Yes, we did it. We canceled cable. The tides of our monthly bleeding to good ol' Time-Warner have been bottled up for good. Being too old now to not have problems with just about everybody, I remember how expensive T-W cable was down in Florida. Magically, Knology moved in and planted their own green box on our boulevard, right next to the T-W green box, and suddenly the cable prices were cut in half! Unfortunately the magic didn't carry well over water and Tampa, with only T-W to play with, stayed twice what we were paying in St. Pete.

And yes, we went with Knology the second they went live. Their cable modem service was tremendously more reliable than T-W's RoadRunner, too (where I had to call them frequently, BS my way past the first level of "tech support," and then speak with someone who could fix what I already knew the problem to be).

Now that we live in tiny little town closer to Canada than to an actual city, we found ourselves right back in T-W Land. Not surprising to anyone, they still suck on the TV end, but the cable modem has been refreshingly problem-free. So every month our bill would go up by one or two dollars, and in December a whopping eleven or twelve dollars (a huge percentage jump), they would drop channels from the lineup (without any notice), and there doesn't seem to be any end in sight.

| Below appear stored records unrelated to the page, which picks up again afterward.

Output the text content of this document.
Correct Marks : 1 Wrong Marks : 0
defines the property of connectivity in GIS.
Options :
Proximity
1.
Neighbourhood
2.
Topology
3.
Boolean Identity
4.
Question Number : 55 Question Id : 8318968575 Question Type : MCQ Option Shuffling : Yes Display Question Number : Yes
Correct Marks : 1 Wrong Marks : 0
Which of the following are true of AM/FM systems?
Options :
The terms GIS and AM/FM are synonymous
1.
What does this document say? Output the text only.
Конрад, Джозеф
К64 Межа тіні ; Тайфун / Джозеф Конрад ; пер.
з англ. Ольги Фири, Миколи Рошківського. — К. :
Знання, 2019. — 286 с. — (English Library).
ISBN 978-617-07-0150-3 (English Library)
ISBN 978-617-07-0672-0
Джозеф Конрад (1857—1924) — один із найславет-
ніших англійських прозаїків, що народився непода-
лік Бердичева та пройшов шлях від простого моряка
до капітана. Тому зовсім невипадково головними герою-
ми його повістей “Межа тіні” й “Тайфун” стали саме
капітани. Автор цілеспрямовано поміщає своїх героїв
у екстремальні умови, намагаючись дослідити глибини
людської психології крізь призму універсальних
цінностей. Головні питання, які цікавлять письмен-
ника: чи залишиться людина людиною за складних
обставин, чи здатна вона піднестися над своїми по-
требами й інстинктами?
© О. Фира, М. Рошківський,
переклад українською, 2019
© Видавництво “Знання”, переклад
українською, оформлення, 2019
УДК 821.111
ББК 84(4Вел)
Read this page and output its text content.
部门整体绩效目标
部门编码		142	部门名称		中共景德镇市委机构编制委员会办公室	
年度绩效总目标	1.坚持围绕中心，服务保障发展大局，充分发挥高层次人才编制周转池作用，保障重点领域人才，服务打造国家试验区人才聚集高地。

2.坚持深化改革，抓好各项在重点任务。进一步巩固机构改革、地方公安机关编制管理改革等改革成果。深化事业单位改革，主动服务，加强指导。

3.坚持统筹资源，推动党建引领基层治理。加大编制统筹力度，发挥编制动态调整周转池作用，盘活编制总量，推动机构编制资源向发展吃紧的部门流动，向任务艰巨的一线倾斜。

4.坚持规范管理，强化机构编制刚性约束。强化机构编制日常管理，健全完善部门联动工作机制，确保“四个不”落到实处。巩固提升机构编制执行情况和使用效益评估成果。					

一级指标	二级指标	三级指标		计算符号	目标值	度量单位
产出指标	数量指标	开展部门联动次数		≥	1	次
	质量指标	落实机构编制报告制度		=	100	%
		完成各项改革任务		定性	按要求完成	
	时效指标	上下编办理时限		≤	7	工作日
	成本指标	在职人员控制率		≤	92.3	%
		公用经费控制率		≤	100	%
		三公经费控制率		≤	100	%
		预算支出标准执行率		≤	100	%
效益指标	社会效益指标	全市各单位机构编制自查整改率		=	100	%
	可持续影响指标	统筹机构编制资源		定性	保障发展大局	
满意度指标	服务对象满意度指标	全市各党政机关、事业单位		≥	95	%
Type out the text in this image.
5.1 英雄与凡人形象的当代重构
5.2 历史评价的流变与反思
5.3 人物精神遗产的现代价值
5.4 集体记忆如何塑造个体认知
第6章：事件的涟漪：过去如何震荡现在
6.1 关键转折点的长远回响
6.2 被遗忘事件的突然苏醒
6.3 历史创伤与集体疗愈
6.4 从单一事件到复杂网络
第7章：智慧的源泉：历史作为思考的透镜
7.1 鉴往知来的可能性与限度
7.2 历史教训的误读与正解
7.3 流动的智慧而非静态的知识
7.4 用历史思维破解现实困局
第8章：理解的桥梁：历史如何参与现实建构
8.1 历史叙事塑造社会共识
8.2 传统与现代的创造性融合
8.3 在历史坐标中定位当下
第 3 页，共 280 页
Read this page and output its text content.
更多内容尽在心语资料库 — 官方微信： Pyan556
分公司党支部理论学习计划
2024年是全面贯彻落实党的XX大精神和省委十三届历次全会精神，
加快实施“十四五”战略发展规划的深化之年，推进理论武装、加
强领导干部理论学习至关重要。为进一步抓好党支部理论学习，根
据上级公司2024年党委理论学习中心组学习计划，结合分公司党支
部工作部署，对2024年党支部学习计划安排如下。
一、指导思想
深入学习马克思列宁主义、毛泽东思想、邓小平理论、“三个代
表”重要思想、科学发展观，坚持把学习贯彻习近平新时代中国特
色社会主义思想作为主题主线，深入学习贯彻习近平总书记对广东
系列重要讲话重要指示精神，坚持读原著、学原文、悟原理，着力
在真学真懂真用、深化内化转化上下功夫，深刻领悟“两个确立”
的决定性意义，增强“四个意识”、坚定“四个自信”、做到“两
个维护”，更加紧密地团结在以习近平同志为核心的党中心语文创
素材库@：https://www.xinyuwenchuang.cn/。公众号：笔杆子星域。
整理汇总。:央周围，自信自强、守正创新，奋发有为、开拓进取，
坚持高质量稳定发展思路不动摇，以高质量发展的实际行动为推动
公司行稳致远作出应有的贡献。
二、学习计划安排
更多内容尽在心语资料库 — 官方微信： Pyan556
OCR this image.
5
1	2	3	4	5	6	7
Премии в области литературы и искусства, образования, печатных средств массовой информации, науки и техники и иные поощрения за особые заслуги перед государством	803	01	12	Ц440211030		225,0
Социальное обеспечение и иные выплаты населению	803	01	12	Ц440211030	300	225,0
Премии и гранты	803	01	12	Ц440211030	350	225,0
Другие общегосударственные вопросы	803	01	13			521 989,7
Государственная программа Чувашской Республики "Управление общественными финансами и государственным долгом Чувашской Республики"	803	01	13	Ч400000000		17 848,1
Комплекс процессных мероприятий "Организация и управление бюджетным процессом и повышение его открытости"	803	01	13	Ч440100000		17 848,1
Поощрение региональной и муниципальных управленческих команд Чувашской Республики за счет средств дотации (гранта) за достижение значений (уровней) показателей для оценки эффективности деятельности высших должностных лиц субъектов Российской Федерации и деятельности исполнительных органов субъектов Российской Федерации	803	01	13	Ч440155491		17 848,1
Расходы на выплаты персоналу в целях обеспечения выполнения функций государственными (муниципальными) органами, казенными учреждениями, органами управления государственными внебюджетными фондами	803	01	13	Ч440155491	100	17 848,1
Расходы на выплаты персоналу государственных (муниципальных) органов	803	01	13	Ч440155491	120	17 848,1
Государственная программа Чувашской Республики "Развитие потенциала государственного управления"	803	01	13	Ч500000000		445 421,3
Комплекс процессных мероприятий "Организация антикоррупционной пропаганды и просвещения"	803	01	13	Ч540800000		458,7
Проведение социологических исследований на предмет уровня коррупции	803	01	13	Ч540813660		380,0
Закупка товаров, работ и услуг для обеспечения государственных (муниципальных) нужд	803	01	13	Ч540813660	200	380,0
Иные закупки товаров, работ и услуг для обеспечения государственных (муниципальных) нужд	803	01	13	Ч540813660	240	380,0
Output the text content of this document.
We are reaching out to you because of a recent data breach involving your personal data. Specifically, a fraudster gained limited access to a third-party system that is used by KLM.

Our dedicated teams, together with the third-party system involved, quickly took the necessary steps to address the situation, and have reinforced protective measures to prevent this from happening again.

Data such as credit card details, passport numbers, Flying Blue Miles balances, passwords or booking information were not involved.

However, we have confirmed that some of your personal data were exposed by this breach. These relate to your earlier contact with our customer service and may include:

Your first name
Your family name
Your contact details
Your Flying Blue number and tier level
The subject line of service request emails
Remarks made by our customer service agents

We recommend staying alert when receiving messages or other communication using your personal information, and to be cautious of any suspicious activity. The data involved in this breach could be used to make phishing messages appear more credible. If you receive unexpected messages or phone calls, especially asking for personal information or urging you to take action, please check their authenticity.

These increases aren't all their fault, of course. Fox and others who demanded fees for carrying their over-the-air broadcasts isn't helpful, nor are the networks who simply feel they ought to get more. But in a world (or country) where just a few networks own all the channels, where nearly one third of an hour's programming is commercials (and where said commercials are loud and jarring, I suppose to get noticed), and where each channel now seems to show multi-hour blocks of the same show. You know, not everybody loves Raymond, and certainly not for three hours at a time.

In short, we were part of a captive audience in a pool of not only shrinking channels, but shrinking programming options. I don't think they could give me a stronger impression of giving the lowest value service they could. The networks get money from the cable companies just for showing up; they get money for the ever more increasing commercials; they pay less for programming because they show two, three, or like SyFy, eight hour blocks of the same show; they show the same movies several nights in a row; and on and on.

As a consumer I am very unhappy. When I don't have a choice of services, when there's no competition, cable TV is a clear example of how we all lose. Until the Feds require the companies with the cable plants to allow others to use them, we're stuck. And no, I don't want satellites on top of my house (or their set top boxes at each TV), and I don't want to deal with their inevitable rising prices, either. Bottom line, I don't think I should have to pay a hundred bucks a month for television. De-regulation was a good thing for consumers for a good five minutes or so. After that, corporate interests seem to drift away from the rest of ours'.

With an antenna and a digital converter (you remember analog TV's) we can pull in seven channels. Two of them are duplicates, and four of them are Vermont public television channels, but the picture is nice. There's not a network in the bunch but we're so far away from the nearest city (Burlington, VT, Portland, ME, Manchester, NH) it's not really a surprise.

Soon, we may join NetFlix. We could even get a Roku box one day. On the other hand, we may just not bother.